Prueba con los guerreros de Riace (Dicen que Miguel Ángel impresionado por su sublime perfección y viveza volviéndose hacia el Moisés gritó: ¡Habla, perro!); tararea, siguiendo la sinuosa voz de Andreas Scholl, el aria de Juan Sebastian Bach, “Ach schläfrige Seele, wie ruhest du norch?” o imagina, con la ayuda de Boticelli, el alabado lienzo de Apeles (“Los entendidos en materia artística prefieren sobre todas sus obras una Diana entre un grupo de jóvenes doncellas que le ofrecen un sacrificio, con este cuadro parece haber superado los versos de Homero que describen la misma escena”) y si, a pesar de las pinceladas del poeta, no eres capaz de visualizarlo (“Cual avanza la flechera Ártemis a través de los montes, o por el muy alto Taigeto o por el Erimanto, deleitándose con sus cabras y las ciervas veloces, y a su lado las Ninfas agrestes, hijas de Zeus portador de la égida, juegan, mientras se alegra en su ánimo Leto, y sobre todas ellas destaca en la cabeza y la frente, y resulta fácil de distinguir, aun siendo todas hermosas”), intenténtalo con “El entierro de Cristo” de Caravaggio, las Venus de Giorgione y Tiziano, la “Cámara de los esposos” de Mantegna o uno de sus robustos Cristos.
Y, si el viejo Heráclito refunfuña, respóndele, como Autólico en el Banquete, que no “hay que menospreciar la belleza porque se marchita pronto; pues, de la misma manera que un niño es bello, también lo es un joven, un hombre y un anciano. La prueba es que se elige a viejos bellos como portadores de ramos para Atenea porque la belleza acompaña a todas las edades”, incluso durante generaciones: “No cabe la menor duda de que a Platón, a los demás socráticos y a quienes luego han sido sus seguidores: académicos, peripatéticos y estoicos los lee todo el mundo, incluso quienes no aprueban sus doctrinas o no las siguen con entusiasmo”. ¿Por qué? Por sus intemporales metáforas y reflexiones por qué sino. Aun así no seguiré su consejo: “Renuncio a una lectura que no proporciona ningún deleite” porque, si la belleza está en los ojos y en la mente de cada uno, tan bella puede resultar la forma como el contenido. Así que tomaré en mis “manos a Epicuro y Metrodoro”. Pero no porque crea, como sus discípulos, que fue “el único que conoció la verdad” sino porque “sus preceptos encaminados a vivir virtuosa y felizmente” me resultan placenteros.
Dejemos, pues, las ramas a los especialistas y centrémonos en el tronco que sustenta la vida humana, sí, los denostados tópicos o lugares comunes, verdadero ruido de fondo de la existencia. ¿Sabes qué quedaría en el cedazo si cribáramos los versos de Homero, Virgilio y Hesíodo, las Historias de Tucidides, Tácito y Herodoto, los discursos de Isócrates, Cicerón y Demóstenes, los diálogos de Platón, las éticas de Aristóteles, las cartas de Séneca, las máximas de Epícteto y Epicuro?

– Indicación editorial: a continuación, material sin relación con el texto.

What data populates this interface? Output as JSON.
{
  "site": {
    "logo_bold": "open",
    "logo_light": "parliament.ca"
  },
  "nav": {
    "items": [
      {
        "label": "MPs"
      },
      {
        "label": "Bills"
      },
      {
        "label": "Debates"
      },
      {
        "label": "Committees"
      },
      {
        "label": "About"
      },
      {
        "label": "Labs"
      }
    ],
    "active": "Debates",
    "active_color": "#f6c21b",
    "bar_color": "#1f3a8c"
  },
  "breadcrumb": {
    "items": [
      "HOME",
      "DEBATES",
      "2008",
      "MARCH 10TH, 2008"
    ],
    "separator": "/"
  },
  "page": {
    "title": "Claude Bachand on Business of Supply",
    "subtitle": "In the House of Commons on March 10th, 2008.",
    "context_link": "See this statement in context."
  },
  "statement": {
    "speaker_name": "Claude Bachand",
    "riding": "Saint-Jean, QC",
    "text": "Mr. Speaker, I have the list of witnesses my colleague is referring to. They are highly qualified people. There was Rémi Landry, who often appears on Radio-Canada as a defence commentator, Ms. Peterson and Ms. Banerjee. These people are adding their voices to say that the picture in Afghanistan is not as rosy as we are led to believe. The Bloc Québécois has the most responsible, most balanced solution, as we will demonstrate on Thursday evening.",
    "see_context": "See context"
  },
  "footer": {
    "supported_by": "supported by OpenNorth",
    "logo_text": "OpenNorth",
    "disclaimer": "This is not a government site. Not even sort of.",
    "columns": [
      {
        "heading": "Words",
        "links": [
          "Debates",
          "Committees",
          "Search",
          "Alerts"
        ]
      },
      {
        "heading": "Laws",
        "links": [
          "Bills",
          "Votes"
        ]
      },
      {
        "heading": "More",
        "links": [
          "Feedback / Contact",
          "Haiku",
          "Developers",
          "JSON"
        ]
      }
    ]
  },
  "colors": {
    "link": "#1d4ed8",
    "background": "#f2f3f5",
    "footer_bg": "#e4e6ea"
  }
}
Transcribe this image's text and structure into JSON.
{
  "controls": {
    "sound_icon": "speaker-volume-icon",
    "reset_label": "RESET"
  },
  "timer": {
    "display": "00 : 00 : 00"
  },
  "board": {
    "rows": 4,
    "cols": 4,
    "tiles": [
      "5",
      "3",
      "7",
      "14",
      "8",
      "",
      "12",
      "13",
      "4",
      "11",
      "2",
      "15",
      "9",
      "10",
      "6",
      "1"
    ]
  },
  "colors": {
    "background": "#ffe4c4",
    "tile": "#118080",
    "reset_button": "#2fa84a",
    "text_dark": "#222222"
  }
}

Codicia, envidia, celos, dinero, poder, maldad, sufrimiento….Todo lo demás envoltorio, autoengaño. ¿Empezar? De acuerdo, hurga por los estantes y, cuando veas un titulo que te agrade, cógelo o elígelos al azar como Sila “que tras encerrar a los atenienses que se le habían opuesto en el Cerámico, ordenó que uno de cada diez elegido por suerte fuese ejecutado”. “Tuvo un comportamiento más cruel de lo que se podía esperar de un romano”, añade Pausanias compungido. No sé si pensarían lo mismo numantinos, cartagineses y corintios (“A mí la visión súbita de las ruinas de Corinto me había impresionado” recuerda Cicerón años después de ser destruida por el cónsul Lucio Mummio) o los cientos de ciudadanos romanos asesinados. Claro que tuvo buenos maestros, “Los Treinta mataron sin juicio mil quinientos ciudadanos y obligaron huir hacia el Pireo a más de cinco mil”, también ellos, “Los persas que habían subido abrieron las puertas y mataron a los suplicantes; y, tras haber acabado con todos, saquearon el santuario e incendiaron toda la Acrópolis”. Y, si siguiéramos escarbando, llegaríamos a una cueva, a una planicie o a la sabana. Si es cierto que África es la cuna de la especie humana.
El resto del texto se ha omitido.